Lo mismo consideró en Faulkner, en donde desaparece la épica, con personajes que viven pasivamente, desde sus distintas situaciones, la realidad del momento. No critica la obra de Faulkner o de Joyce (o como hubiera criticado muchas del llamado «boom» hispanoamericano), por su barroquismo, por no ajustarse a la realidad, por el monólogo interior, por las concesiones a la fantasía o lo sobrenatural,…sino porque aunque sean obras donde los autores ven la miseria del mundo capitalista que les circunda y consiguen reflejar perfectamente, su visión pesimista, individualista y solitaria de la sociedad, lejana, les impide crear, desde la autonomía del arte, un mundo en movimiento que muestre los enfrentamientos en el encuadre de una buena narración.

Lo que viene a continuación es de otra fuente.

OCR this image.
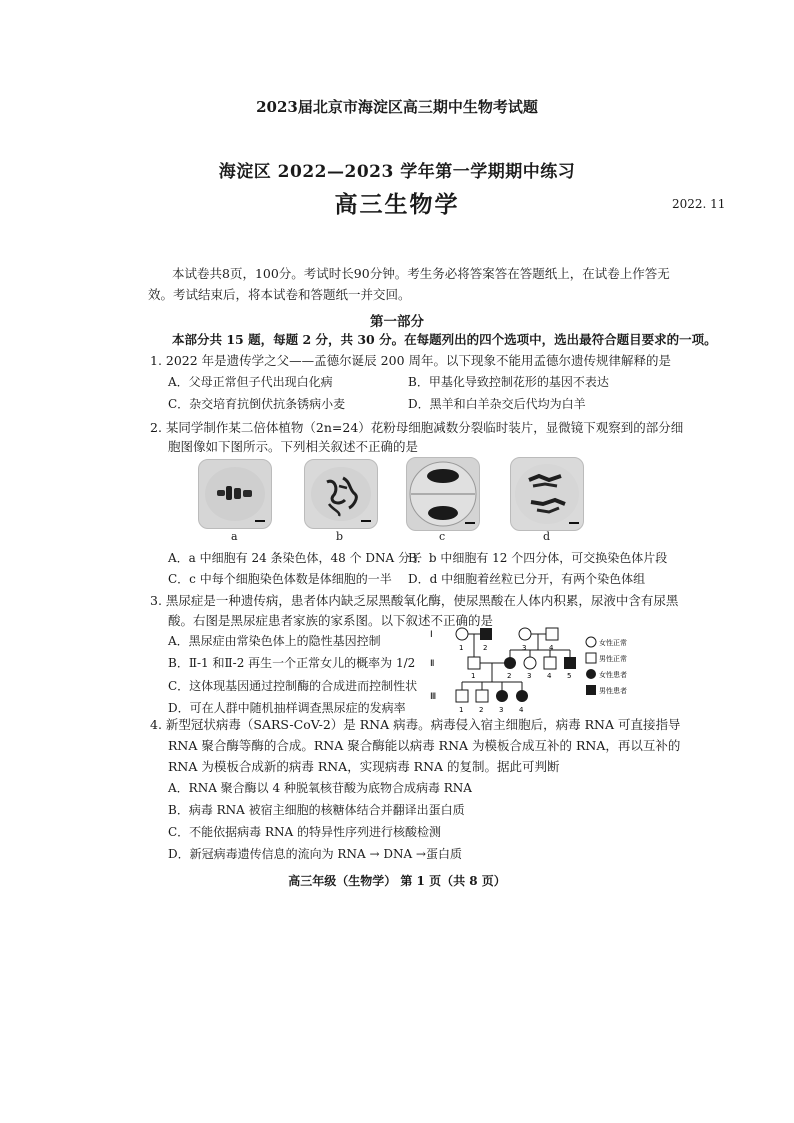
2023届北京市海淀区高三期中生物考试题
海淀区 2022—2023 学年第一学期期中练习
高三生物学	2022. 11
本试卷共8页，100分。考试时长90分钟。考生务必将答案答在答题纸上，在试卷上作答无
效。考试结束后，将本试卷和答题纸一并交回。
第一部分
本部分共 15 题，每题 2 分，共 30 分。在每题列出的四个选项中，选出最符合题目要求的一项。
1. 2022 年是遗传学之父——孟德尔诞辰 200 周年。以下现象不能用孟德尔遗传规律解释的是
A．父母正常但子代出现白化病	B．甲基化导致控制花形的基因不表达
C．杂交培育抗倒伏抗条锈病小麦	D．黑羊和白羊杂交后代均为白羊
2. 某同学制作某二倍体植物（2n=24）花粉母细胞减数分裂临时装片，显微镜下观察到的部分细
胞图像如下图所示。下列相关叙述不正确的是
a	b	c	d
A．a 中细胞有 24 条染色体，48 个 DNA 分子
B．b 中细胞有 12 个四分体，可交换染色体片段
C．c 中每个细胞染色体数是体细胞的一半 D．d 中细胞着丝粒已分开，有两个染色体组
3. 黑尿症是一种遗传病，患者体内缺乏尿黑酸氧化酶，使尿黑酸在人体内积累，尿液中含有尿黑
酸。右图是黑尿症患者家族的家系图。以下叙述不正确的是
A．黑尿症由常染色体上的隐性基因控制
B．Ⅱ-1 和Ⅱ-2 再生一个正常女儿的概率为 1/2
C．这体现基因通过控制酶的合成进而控制性状
D．可在人群中随机抽样调查黑尿症的发病率
Ⅰ
Ⅱ
Ⅲ
1	2	3	4
1	2 3 4 5
1 2 3 4
女性正常
男性正常
女性患者
男性患者
4. 新型冠状病毒（SARS-CoV-2）是 RNA 病毒。病毒侵入宿主细胞后，病毒 RNA 可直接指导
RNA 聚合酶等酶的合成。RNA 聚合酶能以病毒 RNA 为模板合成互补的 RNA，再以互补的
RNA 为模板合成新的病毒 RNA，实现病毒 RNA 的复制。据此可判断
A．RNA 聚合酶以 4 种脱氧核苷酸为底物合成病毒 RNA
B．病毒 RNA 被宿主细胞的核糖体结合并翻译出蛋白质
C．不能依据病毒 RNA 的特异性序列进行核酸检测
D．新冠病毒遗传信息的流向为 RNA → DNA →蛋白质
高三年级（生物学） 第 1 页（共 8 页）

Admiraba, en cambio, las obras de Norman Mailer (en especial, «Los desnudos y los muertos» que leyó nada más publicarse) y del español Jorge Semprún. En el realismo social español de los cincuenta simplemente hubiera visto un simplón retrato, especular, de la sociedad del momento, pues el fin de la novela no es retratar, sino ahondar y plasmar una sociedad en movimiento (toda sociedad lo es): adónde se dirige, o en donde se estanca, o retrocede. Nada se ha entendido peor que «la teoría del reflejo en literatura» propuesta por Lukács.

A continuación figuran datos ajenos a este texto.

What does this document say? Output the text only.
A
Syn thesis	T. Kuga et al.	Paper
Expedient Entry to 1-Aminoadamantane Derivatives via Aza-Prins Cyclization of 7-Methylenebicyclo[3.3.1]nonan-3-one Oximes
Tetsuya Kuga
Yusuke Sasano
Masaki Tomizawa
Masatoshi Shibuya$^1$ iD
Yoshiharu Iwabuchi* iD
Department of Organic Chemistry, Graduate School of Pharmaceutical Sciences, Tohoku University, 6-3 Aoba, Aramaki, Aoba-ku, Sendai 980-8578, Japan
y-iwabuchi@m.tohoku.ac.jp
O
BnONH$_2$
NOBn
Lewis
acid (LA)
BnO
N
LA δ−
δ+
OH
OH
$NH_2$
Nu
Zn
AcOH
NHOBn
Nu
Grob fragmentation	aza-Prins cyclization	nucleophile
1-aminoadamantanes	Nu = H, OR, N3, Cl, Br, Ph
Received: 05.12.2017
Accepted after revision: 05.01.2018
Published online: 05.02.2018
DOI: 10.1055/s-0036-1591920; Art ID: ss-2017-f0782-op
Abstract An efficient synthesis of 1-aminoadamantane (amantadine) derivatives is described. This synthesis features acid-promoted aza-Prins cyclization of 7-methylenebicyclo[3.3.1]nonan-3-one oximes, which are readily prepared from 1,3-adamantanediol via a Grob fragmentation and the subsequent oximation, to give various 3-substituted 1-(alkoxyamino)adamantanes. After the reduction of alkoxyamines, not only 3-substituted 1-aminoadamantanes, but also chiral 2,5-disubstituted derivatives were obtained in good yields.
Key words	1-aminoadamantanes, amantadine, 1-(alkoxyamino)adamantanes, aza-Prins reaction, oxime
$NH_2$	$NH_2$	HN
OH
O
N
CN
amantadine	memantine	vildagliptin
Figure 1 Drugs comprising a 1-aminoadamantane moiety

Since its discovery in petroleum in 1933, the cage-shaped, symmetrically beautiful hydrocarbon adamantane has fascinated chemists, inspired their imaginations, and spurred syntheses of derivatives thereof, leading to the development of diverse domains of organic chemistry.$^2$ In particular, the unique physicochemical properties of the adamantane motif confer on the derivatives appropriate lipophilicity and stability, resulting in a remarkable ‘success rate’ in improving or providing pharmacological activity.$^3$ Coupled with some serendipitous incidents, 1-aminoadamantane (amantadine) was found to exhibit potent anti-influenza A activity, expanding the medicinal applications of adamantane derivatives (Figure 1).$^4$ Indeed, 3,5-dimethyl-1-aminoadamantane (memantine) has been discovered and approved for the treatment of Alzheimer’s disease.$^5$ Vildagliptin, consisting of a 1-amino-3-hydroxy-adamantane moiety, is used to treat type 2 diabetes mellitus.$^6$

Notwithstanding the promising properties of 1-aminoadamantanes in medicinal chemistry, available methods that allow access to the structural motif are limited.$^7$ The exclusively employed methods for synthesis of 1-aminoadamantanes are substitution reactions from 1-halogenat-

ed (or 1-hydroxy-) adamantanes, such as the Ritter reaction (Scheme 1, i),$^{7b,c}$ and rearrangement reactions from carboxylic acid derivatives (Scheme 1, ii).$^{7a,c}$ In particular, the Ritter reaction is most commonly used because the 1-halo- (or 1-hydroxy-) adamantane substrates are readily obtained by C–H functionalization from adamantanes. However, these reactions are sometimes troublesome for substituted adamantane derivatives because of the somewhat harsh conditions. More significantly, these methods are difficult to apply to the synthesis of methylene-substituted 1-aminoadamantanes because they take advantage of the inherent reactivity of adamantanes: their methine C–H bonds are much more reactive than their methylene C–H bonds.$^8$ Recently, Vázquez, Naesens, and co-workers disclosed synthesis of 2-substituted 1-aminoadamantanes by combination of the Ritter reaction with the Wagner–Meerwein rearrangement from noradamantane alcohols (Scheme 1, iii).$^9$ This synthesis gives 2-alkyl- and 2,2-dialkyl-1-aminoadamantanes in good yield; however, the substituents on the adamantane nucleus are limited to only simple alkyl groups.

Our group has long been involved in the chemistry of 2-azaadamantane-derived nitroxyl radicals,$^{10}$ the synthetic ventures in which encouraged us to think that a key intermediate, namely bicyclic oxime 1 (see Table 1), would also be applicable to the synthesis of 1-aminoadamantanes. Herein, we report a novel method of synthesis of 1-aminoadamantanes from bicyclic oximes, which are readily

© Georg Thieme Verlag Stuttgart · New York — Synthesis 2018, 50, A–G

Aquellos del 60, quejosos ante el consumismo, hubieran caído en él si no llega a ser por las nuevas realidades de los 80 y 90, en que otras fiebres económicas, de muy distinto tenor, corrían. Sin embargo, los noventa, pese a lo que se ha querido ver por la desmoralización que produjo en muchos el hundimiento del burocratizado mundo socialista en 1989 (un infortunio histórico, pese a todo), aquella década tiene en su haber bastante más logros que los revolucionarios 60.

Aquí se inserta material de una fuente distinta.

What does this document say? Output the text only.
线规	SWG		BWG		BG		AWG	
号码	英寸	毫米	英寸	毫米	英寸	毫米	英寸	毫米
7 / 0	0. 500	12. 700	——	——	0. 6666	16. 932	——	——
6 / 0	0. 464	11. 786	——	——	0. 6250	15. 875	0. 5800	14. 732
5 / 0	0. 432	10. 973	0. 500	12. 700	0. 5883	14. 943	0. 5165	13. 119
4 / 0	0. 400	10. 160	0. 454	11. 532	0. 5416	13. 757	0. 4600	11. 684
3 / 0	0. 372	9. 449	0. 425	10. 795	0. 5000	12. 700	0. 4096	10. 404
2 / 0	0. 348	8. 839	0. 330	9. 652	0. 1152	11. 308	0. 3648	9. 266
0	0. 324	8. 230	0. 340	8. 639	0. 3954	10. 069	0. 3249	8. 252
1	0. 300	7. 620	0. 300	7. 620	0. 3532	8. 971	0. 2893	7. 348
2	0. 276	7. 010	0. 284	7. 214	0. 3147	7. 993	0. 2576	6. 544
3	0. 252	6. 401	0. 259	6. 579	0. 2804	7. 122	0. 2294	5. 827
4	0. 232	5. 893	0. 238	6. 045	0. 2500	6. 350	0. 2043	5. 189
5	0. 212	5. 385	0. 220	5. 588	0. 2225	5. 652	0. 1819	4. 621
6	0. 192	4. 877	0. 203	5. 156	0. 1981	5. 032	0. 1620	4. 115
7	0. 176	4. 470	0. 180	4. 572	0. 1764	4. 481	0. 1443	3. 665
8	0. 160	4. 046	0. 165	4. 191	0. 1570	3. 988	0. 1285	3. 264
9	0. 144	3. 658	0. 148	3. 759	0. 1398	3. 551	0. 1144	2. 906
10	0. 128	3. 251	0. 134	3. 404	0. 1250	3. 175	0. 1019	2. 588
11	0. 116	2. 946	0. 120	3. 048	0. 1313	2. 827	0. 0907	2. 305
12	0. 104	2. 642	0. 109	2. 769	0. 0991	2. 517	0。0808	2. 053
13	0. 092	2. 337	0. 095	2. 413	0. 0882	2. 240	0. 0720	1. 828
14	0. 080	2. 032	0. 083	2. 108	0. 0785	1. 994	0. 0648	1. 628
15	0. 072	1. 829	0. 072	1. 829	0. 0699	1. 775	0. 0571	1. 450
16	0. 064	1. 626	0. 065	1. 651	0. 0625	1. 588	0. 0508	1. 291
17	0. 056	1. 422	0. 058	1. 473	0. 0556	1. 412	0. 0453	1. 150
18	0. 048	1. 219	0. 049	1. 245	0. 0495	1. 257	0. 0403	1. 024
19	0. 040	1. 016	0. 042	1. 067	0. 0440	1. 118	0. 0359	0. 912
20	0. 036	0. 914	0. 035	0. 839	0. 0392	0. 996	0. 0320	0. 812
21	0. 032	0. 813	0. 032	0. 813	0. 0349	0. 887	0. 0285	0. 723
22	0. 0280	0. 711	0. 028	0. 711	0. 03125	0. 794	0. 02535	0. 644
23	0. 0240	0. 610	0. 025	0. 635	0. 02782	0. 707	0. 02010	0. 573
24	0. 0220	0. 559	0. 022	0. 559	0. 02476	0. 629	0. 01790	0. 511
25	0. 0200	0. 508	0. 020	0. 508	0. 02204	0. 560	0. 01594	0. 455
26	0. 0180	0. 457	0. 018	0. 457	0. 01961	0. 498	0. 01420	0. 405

El movimiento zapatista, la preparación del bolivarismo después del caracazo y la primera lucha seria contra el neoliberalismo, los movimientos antiglobalizadores, que consiguieron más contra el FMI, el BCE y la OMC que todas las luchas anteriores, desprestigiándolos ante la opinión mundial y consiguiendo que sus reuniones sirvieran de muestra en la calle de la fuerza del movimiento popular (sangrientamente reprimido en tantos lugares), los movimientos campesinos en tanto puntos del globo (ninguno tan organizado como el de los Sin Tierra (MST) de Brasil, que ha ocupado más tierras que todos los de los años 60 y 70, levantando hospitales, escuelas y una cultura emancipatoria que tiene su colofón (por ahora) en el movimiento popular organizado más importante de toda la historia pasada: Vía Campesina. En cuanto a Colombia, el genio anónimo de Marulanda, con sus decenas de miles de guerrilleros (nunca conseguido tampoco en los 60) preocupa sin duda más al imperio que lo que fue la Nicaragua sandinista o la Cuba actual. En los posibles acuerdos de Paz que se celebran en la Habana entre el bando popular y la oligarquía, de conseguir -apoyado en las masas del pueblo- las FARC cambios económicos y políticos de entidad, hará resquebrajarse muchos de los supuestos del imperialismo en Latinoamérica. Los millones de dólares gastados por los norteamericanos allí son una buena muestra de su plena consciencia de lo que pasa. El movimiento revolucionario, una constante en la historia, pese a las apariencias, se ha recrudecido en los años 90 del pasado siglo y en los que van del presente. Si queremos comparar los años 60 con los actuales, podemos decir objetivamente que, en los noventa, el telón ha caído, el espectáculo acabado y la lucha, la gran lucha por poner punto y final al capitalismo, comenzado.